An authorization act is basically a directive to Congress itself, which Congress is free to follow or alter (up or down) in the subsequent appropriation act. B-323433, Aug. 14, 2012. A statutory requirement for prior authorization is also essentially a congressional mandate to itself. Thus, for example, if Congress appropriates money to the Defense Department in violation of 10 U.S.C. § 114, there are no practical consequences. The appropriation is just as valid, and just as available for obligation, as if section 114 had been satisfied or did not exist.
Authorizations take many different forms, depending in part on whether they are contained in the organic legislation or are separate legislation. Authorizations contained in organic legislation may be “definite” (setting dollar limits either in the aggregate or for specific fiscal years) or “indefinite” (authorizing “such sums as may be necessary to carry out the provisions of this act”). An indefinite authorization serves little purpose other than to comply with House Rule XXI. Appropriation authorizations enacted as separate legislation resemble appropriation acts in structure, for example, the annual Department of Defense Authorization Acts.
In sum, the typical sequence is: (1) organic legislation; (2) authorization of appropriations, if not contained in the organic legislation; and (3) the appropriation act. While this may be the “normal” sequence, there are deviations and variations, and it is not always possible to neatly label a given piece of legislation. Consider, for example, the following:
“The Secretary of the Treasury is authorized and directed to pay to the Secretary of the Interior . . . for the benefit of the Coushatta Tribe of Louisiana . . . out of any money in the Treasury not otherwise appropriated, the sum of $1,300,000.”

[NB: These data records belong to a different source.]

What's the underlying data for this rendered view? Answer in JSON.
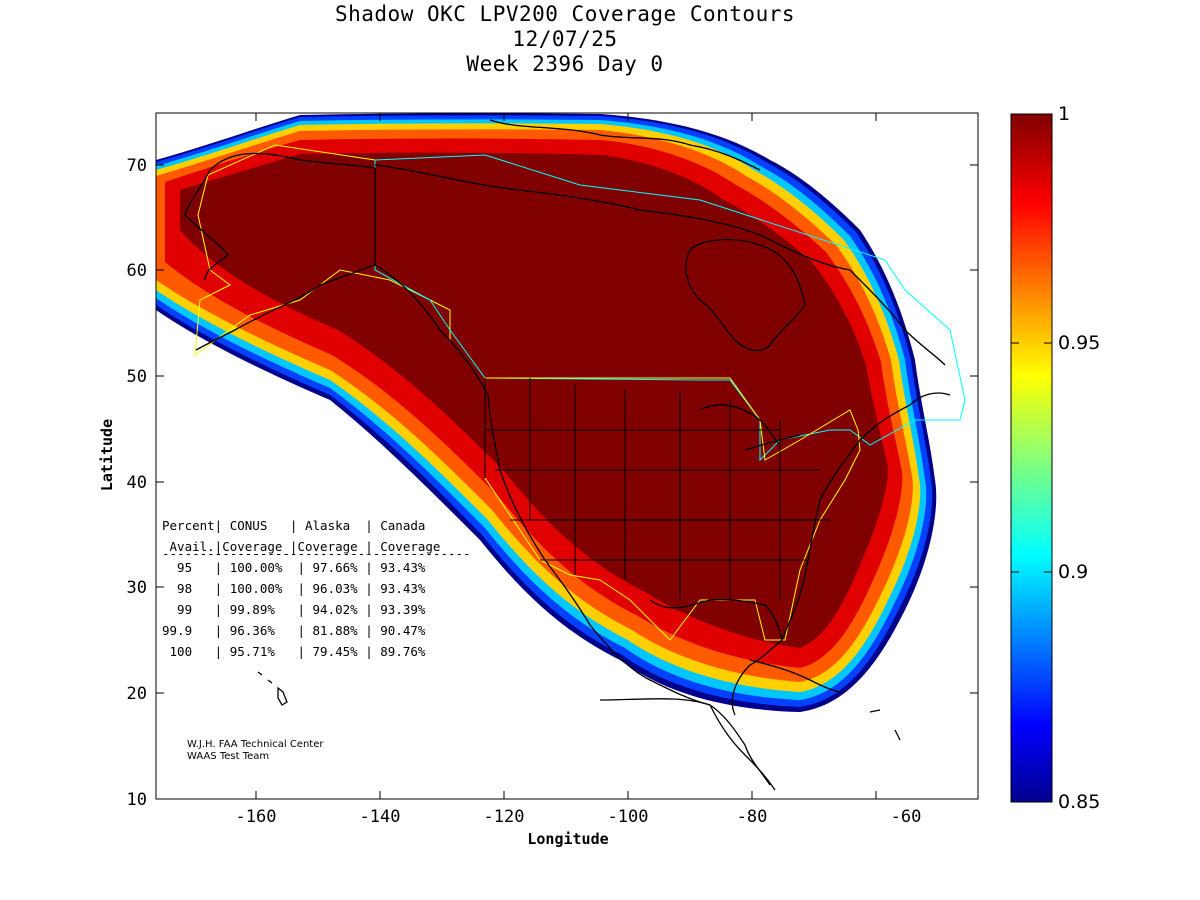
{
  "title": {
    "line1": "Shadow OKC LPV200 Coverage Contours",
    "line2": "12/07/25",
    "line3": "Week 2396 Day 0"
  },
  "axes": {
    "xlabel": "Longitude",
    "ylabel": "Latitude",
    "x_ticks": [
      "-160",
      "-140",
      "-120",
      "-100",
      "-80",
      "-60"
    ],
    "y_ticks": [
      "10",
      "20",
      "30",
      "40",
      "50",
      "60",
      "70"
    ],
    "x_range": [
      -175,
      -50
    ],
    "y_range": [
      10,
      75
    ]
  },
  "colorbar": {
    "ticks": [
      "1",
      "0.95",
      "0.9",
      "0.85"
    ],
    "range": [
      0.85,
      1.0
    ],
    "colormap": "jet"
  },
  "table": {
    "header1": "Percent| CONUS   | Alaska  | Canada",
    "header2": " Avail.|Coverage |Coverage | Coverage",
    "separator": "-----------------------------------------",
    "rows": [
      "  95   | 100.00%  | 97.66% | 93.43%",
      "  98   | 100.00%  | 96.03% | 93.43%",
      "  99   | 99.89%   | 94.02% | 93.39%",
      "99.9   | 96.36%   | 81.88% | 90.47%",
      " 100   | 95.71%   | 79.45% | 89.76%"
    ]
  },
  "credit": {
    "line1": "W.J.H. FAA Technical Center",
    "line2": "WAAS Test Team"
  },
  "colors": {
    "dark_red": "#800000",
    "red": "#d00000",
    "orange": "#ff6000",
    "yellow": "#ffe000",
    "cyan": "#00d8ff",
    "blue": "#0030ff",
    "navy": "#00008a",
    "region_yellow": "#ffff00",
    "region_cyan": "#00ffff"
  }
}
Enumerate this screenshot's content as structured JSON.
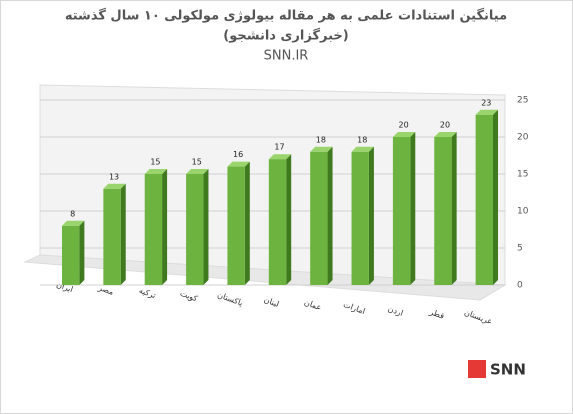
{
  "chart_data": {
    "type": "bar",
    "title": "میانگین استنادات علمی به هر مقاله بیولوژی مولکولی ۱۰ سال گذشته",
    "subtitle": "(خبرگزاری دانشجو)",
    "source": "SNN.IR",
    "watermark": "SNN",
    "categories": [
      "ایران",
      "مصر",
      "ترکیه",
      "کویت",
      "پاکستان",
      "لبنان",
      "عمان",
      "امارات",
      "اردن",
      "قطر",
      "عربستان"
    ],
    "values": [
      8,
      13,
      15,
      15,
      16,
      17,
      18,
      18,
      20,
      20,
      23
    ],
    "color": "#6db33f",
    "ylim": [
      0,
      25
    ],
    "yticks": [
      0,
      5,
      10,
      15,
      20,
      25
    ],
    "grid": true
  }
}
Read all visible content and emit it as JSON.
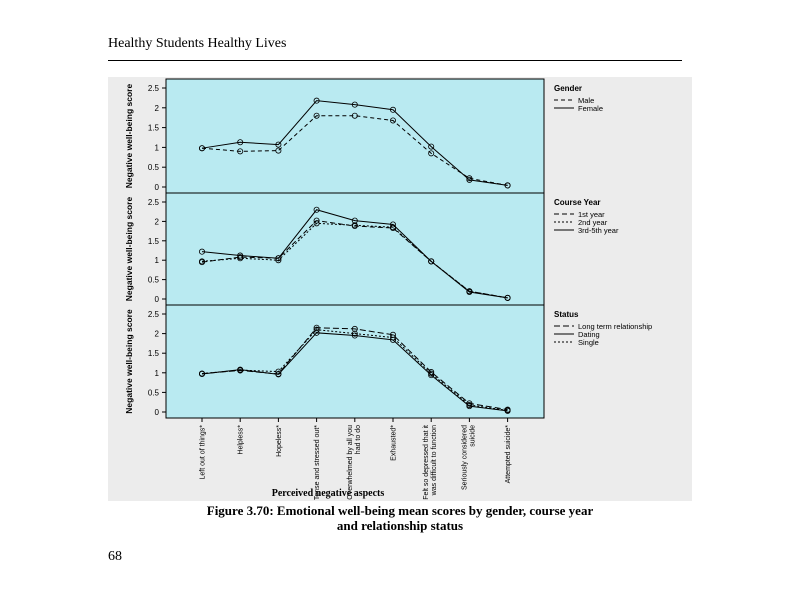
{
  "document": {
    "header": "Healthy Students Healthy Lives",
    "caption_line1": "Figure 3.70: Emotional well-being mean scores by gender, course year",
    "caption_line2": "and relationship status",
    "page_number": "68"
  },
  "colors": {
    "panel_background": "#b9eaf1",
    "outer_background": "#ececec",
    "line": "#000000"
  },
  "x_axis": {
    "title": "Perceived negative aspects",
    "categories": [
      [
        "Left out of things*"
      ],
      [
        "Helpless*"
      ],
      [
        "Hopeless*"
      ],
      [
        "Tense and stressed out*"
      ],
      [
        "Overwhelmed by all you",
        "had to do"
      ],
      [
        "Exhausted*"
      ],
      [
        "Felt so depressed that it",
        "was difficult to function"
      ],
      [
        "Seriously considered",
        "suicide"
      ],
      [
        "Attempted suicide*"
      ]
    ]
  },
  "chart_data": [
    {
      "type": "line",
      "panel": "gender",
      "ylabel": "Negative well-being score",
      "ylim": [
        0,
        2.5
      ],
      "yticks": [
        "0",
        "0.5",
        "1",
        "1.5",
        "2",
        "2.5"
      ],
      "legend_title": "Gender",
      "legend_placement": "right",
      "series": [
        {
          "name": "Male",
          "dash": "4,3",
          "values": [
            0.98,
            0.9,
            0.92,
            1.8,
            1.8,
            1.68,
            0.85,
            0.22,
            0.04
          ]
        },
        {
          "name": "Female",
          "dash": "",
          "values": [
            0.98,
            1.13,
            1.07,
            2.18,
            2.08,
            1.95,
            1.02,
            0.18,
            0.04
          ]
        }
      ]
    },
    {
      "type": "line",
      "panel": "course_year",
      "ylabel": "Negative well-being score",
      "ylim": [
        0,
        2.5
      ],
      "yticks": [
        "0",
        "0.5",
        "1",
        "1.5",
        "2",
        "2.5"
      ],
      "legend_title": "Course Year",
      "legend_placement": "right",
      "series": [
        {
          "name": "1st year",
          "dash": "5,3",
          "values": [
            0.95,
            1.08,
            1.05,
            2.02,
            1.88,
            1.83,
            0.97,
            0.2,
            0.03
          ]
        },
        {
          "name": "2nd year",
          "dash": "2,2",
          "values": [
            0.97,
            1.05,
            1.0,
            1.95,
            1.9,
            1.85,
            0.97,
            0.2,
            0.03
          ]
        },
        {
          "name": "3rd-5th year",
          "dash": "",
          "values": [
            1.22,
            1.12,
            1.05,
            2.3,
            2.02,
            1.92,
            0.97,
            0.18,
            0.03
          ]
        }
      ]
    },
    {
      "type": "line",
      "panel": "status",
      "ylabel": "Negative well-being score",
      "ylim": [
        0,
        2.5
      ],
      "yticks": [
        "0",
        "0.5",
        "1",
        "1.5",
        "2",
        "2.5"
      ],
      "legend_title": "Status",
      "legend_placement": "right",
      "series": [
        {
          "name": "Long term relationship",
          "dash": "6,3",
          "values": [
            0.98,
            1.06,
            0.97,
            2.15,
            2.12,
            1.97,
            1.02,
            0.22,
            0.06
          ]
        },
        {
          "name": "Dating",
          "dash": "",
          "values": [
            0.97,
            1.08,
            0.96,
            2.02,
            1.95,
            1.84,
            0.94,
            0.15,
            0.03
          ]
        },
        {
          "name": "Single",
          "dash": "2,2",
          "values": [
            0.98,
            1.07,
            1.03,
            2.1,
            2.0,
            1.9,
            0.98,
            0.18,
            0.04
          ]
        }
      ]
    }
  ]
}
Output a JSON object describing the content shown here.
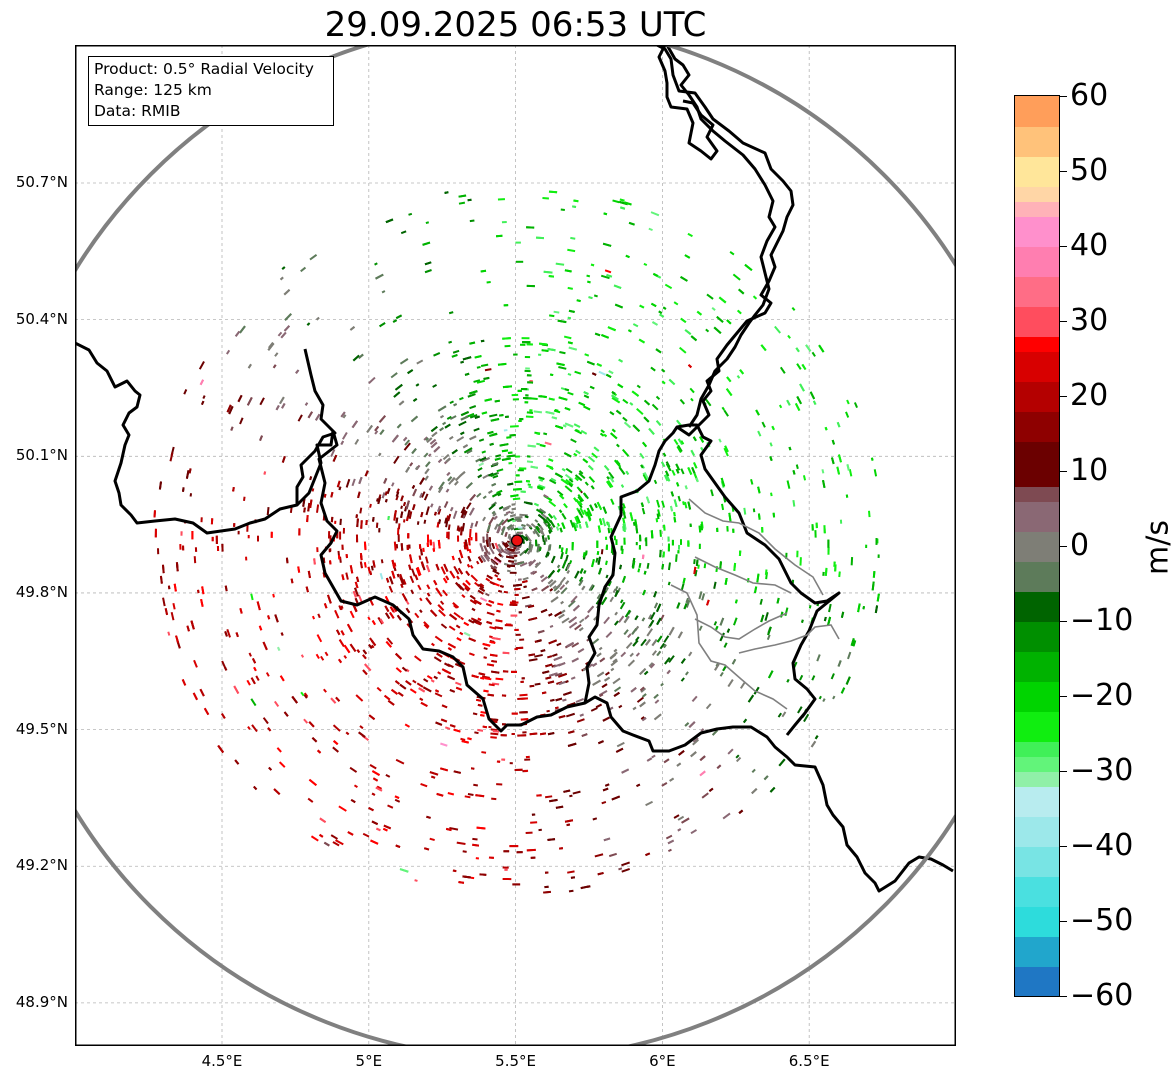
{
  "title": "29.09.2025 06:53 UTC",
  "info": {
    "product": "Product: 0.5° Radial Velocity",
    "range": "Range: 125 km",
    "data": "Data: RMIB"
  },
  "map": {
    "lon_range": [
      4.0,
      7.0
    ],
    "lat_range": [
      48.8,
      50.99
    ],
    "radar_site": {
      "lon": 5.505,
      "lat": 49.915
    },
    "range_ring_color": "#808080",
    "border_color": "#000000",
    "internal_border_color": "#888888",
    "radar_marker_color": "#ee1111",
    "lon_ticks": [
      {
        "value": 4.5,
        "label": "4.5°E"
      },
      {
        "value": 5.0,
        "label": "5°E"
      },
      {
        "value": 5.5,
        "label": "5.5°E"
      },
      {
        "value": 6.0,
        "label": "6°E"
      },
      {
        "value": 6.5,
        "label": "6.5°E"
      }
    ],
    "lat_ticks": [
      {
        "value": 50.7,
        "label": "50.7°N"
      },
      {
        "value": 50.4,
        "label": "50.4°N"
      },
      {
        "value": 50.1,
        "label": "50.1°N"
      },
      {
        "value": 49.8,
        "label": "49.8°N"
      },
      {
        "value": 49.5,
        "label": "49.5°N"
      },
      {
        "value": 49.2,
        "label": "49.2°N"
      },
      {
        "value": 48.9,
        "label": "48.9°N"
      }
    ]
  },
  "colorbar": {
    "units": "m/s",
    "min": -60,
    "max": 60,
    "ticks": [
      {
        "value": 60,
        "label": "60"
      },
      {
        "value": 50,
        "label": "50"
      },
      {
        "value": 40,
        "label": "40"
      },
      {
        "value": 30,
        "label": "30"
      },
      {
        "value": 20,
        "label": "20"
      },
      {
        "value": 10,
        "label": "10"
      },
      {
        "value": 0,
        "label": "0"
      },
      {
        "value": -10,
        "label": "−10"
      },
      {
        "value": -20,
        "label": "−20"
      },
      {
        "value": -30,
        "label": "−30"
      },
      {
        "value": -40,
        "label": "−40"
      },
      {
        "value": -50,
        "label": "−50"
      },
      {
        "value": -60,
        "label": "−60"
      }
    ],
    "segments": [
      {
        "from": -60,
        "to": -56,
        "color": "#1f77c4"
      },
      {
        "from": -56,
        "to": -52,
        "color": "#21a6cc"
      },
      {
        "from": -52,
        "to": -48,
        "color": "#2ddcdc"
      },
      {
        "from": -48,
        "to": -44,
        "color": "#4ae0e0"
      },
      {
        "from": -44,
        "to": -40,
        "color": "#78e4e4"
      },
      {
        "from": -40,
        "to": -36,
        "color": "#9ce8ea"
      },
      {
        "from": -36,
        "to": -32,
        "color": "#b8ecef"
      },
      {
        "from": -32,
        "to": -30,
        "color": "#90f0a8"
      },
      {
        "from": -30,
        "to": -28,
        "color": "#62f47a"
      },
      {
        "from": -28,
        "to": -26,
        "color": "#40f058"
      },
      {
        "from": -26,
        "to": -22,
        "color": "#10ee10"
      },
      {
        "from": -22,
        "to": -18,
        "color": "#00d400"
      },
      {
        "from": -18,
        "to": -14,
        "color": "#00b200"
      },
      {
        "from": -14,
        "to": -10,
        "color": "#008f00"
      },
      {
        "from": -10,
        "to": -6,
        "color": "#006400"
      },
      {
        "from": -6,
        "to": -2,
        "color": "#5d7b5a"
      },
      {
        "from": -2,
        "to": 2,
        "color": "#7e7e76"
      },
      {
        "from": 2,
        "to": 6,
        "color": "#8a6874"
      },
      {
        "from": 6,
        "to": 8,
        "color": "#7e4a52"
      },
      {
        "from": 8,
        "to": 14,
        "color": "#6b0000"
      },
      {
        "from": 14,
        "to": 18,
        "color": "#8e0000"
      },
      {
        "from": 18,
        "to": 22,
        "color": "#b40000"
      },
      {
        "from": 22,
        "to": 26,
        "color": "#d80000"
      },
      {
        "from": 26,
        "to": 28,
        "color": "#ff0000"
      },
      {
        "from": 28,
        "to": 32,
        "color": "#ff4d5e"
      },
      {
        "from": 32,
        "to": 36,
        "color": "#ff6d86"
      },
      {
        "from": 36,
        "to": 40,
        "color": "#ff7eb0"
      },
      {
        "from": 40,
        "to": 44,
        "color": "#ff90cc"
      },
      {
        "from": 44,
        "to": 46,
        "color": "#ffb2b8"
      },
      {
        "from": 46,
        "to": 48,
        "color": "#ffd6a6"
      },
      {
        "from": 48,
        "to": 52,
        "color": "#ffe69a"
      },
      {
        "from": 52,
        "to": 56,
        "color": "#ffc27a"
      },
      {
        "from": 56,
        "to": 60,
        "color": "#ff9e5a"
      }
    ]
  }
}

Pub. L. No. 100-411, § 1(a)(1), 102 Stat. 1097 (Aug. 22, 1988). This is the first section of a law enacted to settle land claims by the Coushatta Tribe against the United States and to prescribe the use and distribution of the settlement funds. Applying the test described above in section B.4, it is certainly an appropriation—it contains a specific direction to pay and designates the funds to be used—but, in a technical sense, it is not an appropriation act. Also, it contains its own authorization. Thus, we have an authorization and an appropriation combined in a statute that is neither an authorization act (in the sense described above) nor an appropriation act.